Le secteur de l’énergie est à transformer en priorité

En dépit de ce constat plutôt alarmant, les spécialistes du climat et de l’environnement maintiennent une certaine confiance dans la capacité des pays à se retourner face au danger : “La transformation commence petit à petit mais prend rapidement de l’ampleur”, juge Niklas Höhne, fondateur associé du New Climate Institute. “Nous constatons que dans tous les domaines, certains acteurs prennent des mesures véritablement ambitieuses.
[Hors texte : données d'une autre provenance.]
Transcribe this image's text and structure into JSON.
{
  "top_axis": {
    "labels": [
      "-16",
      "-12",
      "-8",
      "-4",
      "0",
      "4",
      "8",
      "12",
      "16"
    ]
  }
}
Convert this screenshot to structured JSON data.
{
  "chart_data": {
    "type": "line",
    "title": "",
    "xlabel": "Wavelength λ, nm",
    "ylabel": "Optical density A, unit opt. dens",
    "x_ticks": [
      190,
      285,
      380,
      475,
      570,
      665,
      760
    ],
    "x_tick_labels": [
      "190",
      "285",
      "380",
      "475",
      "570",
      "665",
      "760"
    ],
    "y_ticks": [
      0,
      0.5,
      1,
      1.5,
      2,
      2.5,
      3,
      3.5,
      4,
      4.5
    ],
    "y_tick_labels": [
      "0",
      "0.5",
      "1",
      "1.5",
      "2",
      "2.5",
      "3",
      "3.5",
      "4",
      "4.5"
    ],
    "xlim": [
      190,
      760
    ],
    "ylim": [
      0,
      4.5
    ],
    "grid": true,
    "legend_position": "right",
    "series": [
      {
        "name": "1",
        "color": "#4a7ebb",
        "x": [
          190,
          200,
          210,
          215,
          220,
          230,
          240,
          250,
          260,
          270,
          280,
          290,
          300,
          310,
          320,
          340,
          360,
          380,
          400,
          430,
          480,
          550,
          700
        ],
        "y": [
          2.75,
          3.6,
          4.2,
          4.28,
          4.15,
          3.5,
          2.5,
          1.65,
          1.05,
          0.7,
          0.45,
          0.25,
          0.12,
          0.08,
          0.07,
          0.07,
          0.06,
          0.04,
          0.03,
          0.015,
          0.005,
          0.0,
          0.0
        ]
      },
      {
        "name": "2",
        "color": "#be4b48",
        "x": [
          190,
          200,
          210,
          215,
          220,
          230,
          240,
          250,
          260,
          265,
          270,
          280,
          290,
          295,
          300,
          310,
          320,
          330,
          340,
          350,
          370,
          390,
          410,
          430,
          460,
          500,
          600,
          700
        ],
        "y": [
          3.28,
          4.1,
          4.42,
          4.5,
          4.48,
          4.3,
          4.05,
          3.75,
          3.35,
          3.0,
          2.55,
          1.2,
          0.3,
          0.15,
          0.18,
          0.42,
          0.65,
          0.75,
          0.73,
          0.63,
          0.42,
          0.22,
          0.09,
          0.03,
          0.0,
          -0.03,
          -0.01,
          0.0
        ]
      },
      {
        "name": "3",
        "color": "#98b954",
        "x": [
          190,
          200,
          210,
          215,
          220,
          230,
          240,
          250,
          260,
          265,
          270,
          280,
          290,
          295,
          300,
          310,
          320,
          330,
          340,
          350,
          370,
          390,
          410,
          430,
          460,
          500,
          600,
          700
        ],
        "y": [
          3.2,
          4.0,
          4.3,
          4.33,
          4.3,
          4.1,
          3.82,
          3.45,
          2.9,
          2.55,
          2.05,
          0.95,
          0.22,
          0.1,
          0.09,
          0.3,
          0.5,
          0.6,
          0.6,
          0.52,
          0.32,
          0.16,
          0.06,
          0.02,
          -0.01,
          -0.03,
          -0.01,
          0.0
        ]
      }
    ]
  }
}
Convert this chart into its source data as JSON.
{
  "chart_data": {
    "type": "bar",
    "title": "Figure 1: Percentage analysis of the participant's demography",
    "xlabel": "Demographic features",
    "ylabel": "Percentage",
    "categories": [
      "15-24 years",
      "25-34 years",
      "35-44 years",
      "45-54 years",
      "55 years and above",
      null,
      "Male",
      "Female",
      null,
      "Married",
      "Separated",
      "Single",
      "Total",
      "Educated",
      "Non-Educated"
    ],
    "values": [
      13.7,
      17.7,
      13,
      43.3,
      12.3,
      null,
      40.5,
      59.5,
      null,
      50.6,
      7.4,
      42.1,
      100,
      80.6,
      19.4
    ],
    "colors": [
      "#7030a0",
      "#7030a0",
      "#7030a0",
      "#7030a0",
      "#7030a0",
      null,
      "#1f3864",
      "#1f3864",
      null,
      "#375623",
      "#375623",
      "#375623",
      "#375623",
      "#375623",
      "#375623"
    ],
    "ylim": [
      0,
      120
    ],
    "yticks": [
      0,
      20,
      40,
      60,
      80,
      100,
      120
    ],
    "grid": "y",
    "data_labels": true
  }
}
Par exemple, les objectifs zéro émission et les objectifs 100% d’énergies renouvelables se répandent rapidement, et les engagements en faveur d’émissions nulles dans l’industrie lourde ont commencé à apparaître alors qu’ils étaient impensables il y a encore quelques années seulement.”Au premier plan des secteurs d’activité à métamorphoser radicalement, on retrouve bien sûr l’énergie, et plus précisément la production d’électricité. Alors que plusieurs organisations internationales se sont penchées sur le sujet, appelant même parfois à une “grande coalition” sur les enjeux énergétiques, et que nombre de pays, parmi lesquels la France, travaillent à la diversification de leur mix énergétique, les premiers résultats commencent à se voir : “[…] il est très troublant de constater que, malgré les nombreux avertissements, les émissions mondiales ont continué d’augmenter et ne semblent pas être en passe d’atteindre de plafond dans l’immédiat”, relève le directeur du partenariat PNUE/DTU, John Christensen. “Les réductions requises ne peuvent être obtenues qu’en transformant le secteur de l’énergie. La bonne nouvelle, c’est que l’éolien et le solaire sont devenus dans la plupart des endroits la source d’électricité la moins chère. Le principal défi consiste maintenant à concevoir et à mettre en œuvre un système électrique intégré et décentralisé.”